There may, of course, be more to it than is on view at CSC: Director Barry Edelstein's adaptation speaks fluently, but gives us little backstory on the hero, Karlaner, a medical student who's been rescued by his Jewish girlfriend, Helene, from a potential dropout's life of boozing and promiscuity. There's no explanation of why Helene, rebelling against a leisured existence with her wealthy industrialist father, thinks reforming a sot would be the road to bliss, nor, more importantly, of how Karlaner, once sober, becomes both a champion self-questioning soliloquizer and, when pressured by his buddies, switches instantly to Nazi conformity. Even if these ill-assorted elements make sense together in Bruckner's complete text, they'd be hard to swallow on the contemporary stage, given our inevitable hindsight. As with Boy Gets Girl, we've seen all the scenes before; unlike Gilman, Bruckner doesn't surprise us with the characters' individuality.

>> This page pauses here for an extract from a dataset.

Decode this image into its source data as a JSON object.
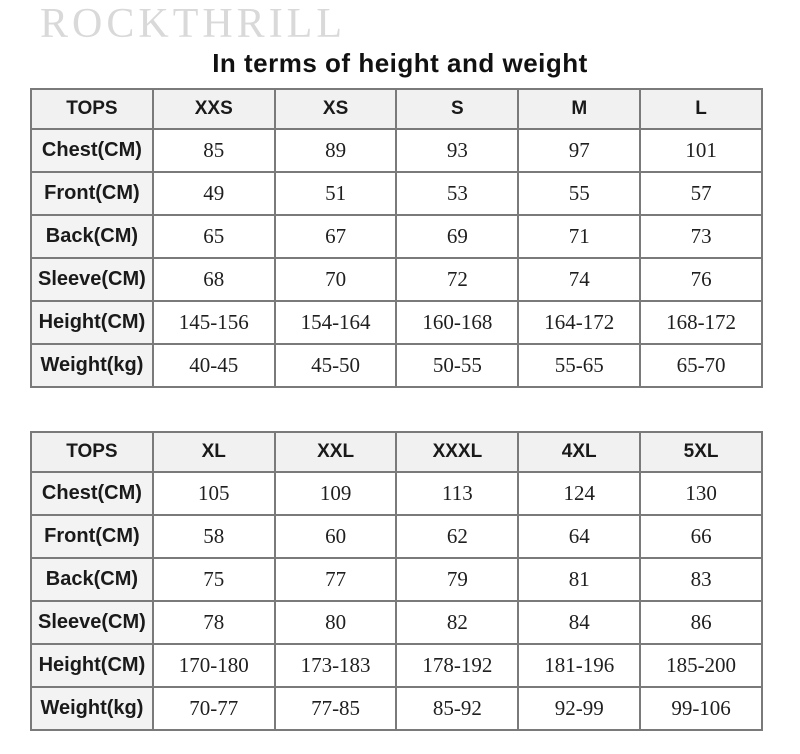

Instead, you just feel sorry for Stephen Barker Turner, the intermittent blank panic in whose eyes probably has more to do with the guff he has to spout than with Karlaner's emotional confusion; at any rate, he lets his loftier passages drop into a nonstop mumble. Maybe he just feels somewhat beaten down by the rest of the cast, which goes in for a loud, studied artificiality. Ronald Guttmann, as Helene's father, and C.J. Wilson, as Karlaner's ultra-Nazi classmate, both escape the surrounding falsity, though neither gives his role more than a credible surface reading. The surface, though, is where the production stores most of its strength: Neil Patel's spacious rectangular set, handsomely demarcated and shadowed by Russell H. Champa's sensitive lighting, makes a spectacularly powerful frame for Jan Hartley's tautly composed projections. The New Matter-of-Factness, as the Weimar artists called it, hasn't looked this fresh in decades; with a more matter-of-fact play and more truthful acting, it might have made an overpowering event. That it hasn't done so, and that Edelstein's own work is gravely flawed, shouldn't in any way dampen the credit he deserves for unearthing the play and taking the risk.